The difference in WAIC between them is negligible with dSE > dWAIC. Thus bed does not seem to add to the predictive power of the model. This could be since two of the bed varieties are similar to each other.

post <- extract.samples(mh1)
plot(NULL, xlim = c(0.1, 0.6), ylim = c(0, 12))
dens(post$a[,1], col = 'blue', add = TRUE)
dens(post$a[,2], col = 'red', add = TRUE)
dens(post$a[,3], col = 'green', add = TRUE)

8H3

Consider again the data(rugged) data on economic development and terrain ruggedness, examined in this chapter. One of the African countries in that example, Seychelles, is far outside the cloud of other nations, being a rare country with both relatively high GDP and high ruggedness. Seychelles is also unusual, in that it is a group of islands far from the coast of mainland Africa, and its main economic activity is tourism. - (a) Focus on model m8.3 from the chapter. Use WAIC pointwise penalties and PSIS Pareto k values to measure relative influence of each country. By these criteria, is Seychelles influencing the results? Are there other nations that are relatively influential? If so, can you explain why? - (b) Now use robust regression, as described in the previous chapter. Modify m8.5 to use a Student-t distribution with ν = 2. Does this change the results in a substantial way?

Re-create model m8.3

data(rugged) 
d <- rugged

# make log version of outcome 
d$log_gdp <- log( d$rgdppc_2000 )

# extract countries with GDP data 
dd <- d[ complete.cases(d$rgdppc_2000) , ]

# rescale variables 
dd$log_gdp_std <- dd$log_gdp / mean(dd$log_gdp) 
dd$rugged_std <- dd$rugged / max(dd$rugged)

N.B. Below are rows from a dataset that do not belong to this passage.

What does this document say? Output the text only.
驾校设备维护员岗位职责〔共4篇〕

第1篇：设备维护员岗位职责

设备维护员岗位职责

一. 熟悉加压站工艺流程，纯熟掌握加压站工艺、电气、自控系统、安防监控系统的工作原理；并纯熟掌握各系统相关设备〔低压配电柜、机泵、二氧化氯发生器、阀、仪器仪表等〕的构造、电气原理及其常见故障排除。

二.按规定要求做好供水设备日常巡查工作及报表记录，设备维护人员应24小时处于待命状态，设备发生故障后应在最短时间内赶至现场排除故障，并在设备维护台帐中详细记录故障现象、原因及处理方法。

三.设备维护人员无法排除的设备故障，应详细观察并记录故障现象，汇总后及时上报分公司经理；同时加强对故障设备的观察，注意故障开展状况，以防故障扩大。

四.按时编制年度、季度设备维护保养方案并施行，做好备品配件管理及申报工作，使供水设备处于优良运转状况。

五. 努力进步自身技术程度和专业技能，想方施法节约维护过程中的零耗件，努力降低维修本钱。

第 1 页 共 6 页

# make vars to index Africa (1) or not (2)
dd$cid <- ifelse(dd$cont_africa == 1, 1, 2)

set.seed(830)
m8.3 <- quap( 
    alist(
        log_gdp_std ~ dnorm( mu , sigma ) ,
        mu <- a[cid] + b[cid]*( rugged_std - 0.215 ) ,
        a[cid] ~ dnorm( 1 , 0.1 ) ,
        b[cid] ~ dnorm( 0 , 0.3 ) ,
        sigma ~ dexp( 1 )
    ) , data=dd 
)

r_waic <- WAIC(m8.3, pointwise = TRUE)
r_psis <- PSIS(m8.3, pointwise = TRUE)

## Some Pareto k values are high (>0.5). Set pointwise=TRUE to inspect individual points.

sum(r_psis$k > 0.5)

## [1] 2

plot(r_waic$penalty, r_psis$k, pch = 20)
abline(h = 0.5, lty = 2)
abline(v = 0.5, lty = 2)

# identify(r_waic$penalty, r_psis$k, labels = dd$country)

idx_psis <- which(r_psis$k > 0.5)
idx_waic <- which(r_waic$penalty > 0.5)

m8.3r <- quap( 
    alist(
        log_gdp_std ~ dstudent(2,  mu , sigma ) ,
        mu <- a[cid] + b[cid]*( rugged_std - 0.215 ) ,
        a[cid] ~ dnorm( 1 , 0.1 ) ,
        b[cid] ~ dnorm( 0 , 0.3 ) ,
        sigma ~ dexp( 1 )
    ) , data=dd 
)
r2_waic <- PSIS(m8.3r, pointwise = TRUE)
sum(r2_waic$k > 0.5)

## [1] 0

compare(m8.3, m8.3r)

##            WAIC       SE    dWAIC      dSE    pWAIC       weight
## m8.3  -258.7522 15.19937  0.00000       NA 5.335491 1.000000e+00
## m8.3r -221.6606 18.05000 37.09162 5.917051 5.809335 8.823808e-09

plot(coeftab(m8.3, m8.3r))

8H4

The values in data(nettle) are data on language diversity in 74 nations. 143 The meaning of each column is given below.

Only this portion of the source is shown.